You wouldn’t be wrong to know that some vehicles already have an introductory to these programs in the cars we drive today. However, what is planned by 2031 is absolutely mind-blowing, and I believe we have upwards of 17 major companies pursuing the manufacture of sensors to achieve this goal of eliminating driver fatigue.
Road to the future
On a different note, but on a similar circumstance in that I have discussed this before, the question of servicing a vehicle to best operate using E10 fuel is back on the political horizon. I recently had the opportunity to address the federal government cross-bench with regards to ethanol-enriched fuels and how they could add to not only jobs in Australia, but also assist with environmental concerns, as the majority of cars today are built with the ECU mapping firmly aligned to E10 fuels. In the rest of the world where these globalised cars operate, there will be no option but to burn E10.

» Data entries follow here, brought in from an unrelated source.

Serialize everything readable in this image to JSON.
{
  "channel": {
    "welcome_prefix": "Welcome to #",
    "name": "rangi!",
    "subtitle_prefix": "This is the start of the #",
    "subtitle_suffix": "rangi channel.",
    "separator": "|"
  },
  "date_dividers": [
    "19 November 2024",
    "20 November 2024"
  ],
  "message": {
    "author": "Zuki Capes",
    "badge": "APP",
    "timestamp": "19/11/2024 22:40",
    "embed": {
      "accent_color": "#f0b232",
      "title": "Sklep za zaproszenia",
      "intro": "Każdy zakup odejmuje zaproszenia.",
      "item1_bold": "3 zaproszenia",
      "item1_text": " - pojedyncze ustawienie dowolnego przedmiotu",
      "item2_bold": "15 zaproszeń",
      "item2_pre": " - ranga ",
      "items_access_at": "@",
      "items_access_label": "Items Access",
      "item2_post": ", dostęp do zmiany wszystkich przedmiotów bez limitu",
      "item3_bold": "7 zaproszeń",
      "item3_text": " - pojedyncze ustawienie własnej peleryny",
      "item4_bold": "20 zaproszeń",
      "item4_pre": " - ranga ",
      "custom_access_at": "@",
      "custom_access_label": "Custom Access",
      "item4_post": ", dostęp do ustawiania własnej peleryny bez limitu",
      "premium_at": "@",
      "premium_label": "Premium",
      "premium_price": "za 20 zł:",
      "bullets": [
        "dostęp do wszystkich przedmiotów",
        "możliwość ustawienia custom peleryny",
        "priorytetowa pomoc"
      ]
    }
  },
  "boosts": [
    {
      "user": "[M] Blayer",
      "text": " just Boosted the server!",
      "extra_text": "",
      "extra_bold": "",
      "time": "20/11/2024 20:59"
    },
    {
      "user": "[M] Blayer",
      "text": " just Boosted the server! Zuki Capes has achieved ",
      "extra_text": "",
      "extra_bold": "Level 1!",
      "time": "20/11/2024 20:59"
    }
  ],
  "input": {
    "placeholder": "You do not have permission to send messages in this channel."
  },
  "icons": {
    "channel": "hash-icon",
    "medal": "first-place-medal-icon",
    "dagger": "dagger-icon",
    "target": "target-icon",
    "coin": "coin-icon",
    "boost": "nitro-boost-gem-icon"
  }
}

Therefore, their mapping is more defined around the 10 per cent ethanol mixture and RON. You would be doing yourself an injustice by trying to talk the consumer out of servicing their new car with burning E10 in mind. In October 2022, Standards Australia produced the workings of the Australian industry on a foundation of EV electric work. I was lucky to chair the subcommittee on the RS&R sector and, proudly, all our recommendations were well received and are now published. Working on EVs, as we all know, is perfectly safe when done the right way and when the vehicle has no faults. It is when something has gone wrong, such as a motor vehicle collision or when safeguards have not been properly engaged with that risk increases.
I am horrified to say I have spoken with many people in the automotive industry who tell me they have attended training courses that have either lacked substance or quality. More so, the information our practitioners hold is effectively no different to when they walked into the classroom. This is a blatant waste of time and money, but more importantly it will get someone killed.
As an industry we must stop utilising the services of these training providers who have no idea and are training purely for milking a source of revenue. There were many items discussed around best practice when we were building the information bank for the Australian standards, and how we can now have a training course that doesn’t touch upon some of the safety prerequisites is beyond me. I ask each and every one of you that, if you attend a course that has been poorly written or delivered, you report to ASQA so immediate action be taken against the RTO delivering this potentially lethal lack of information.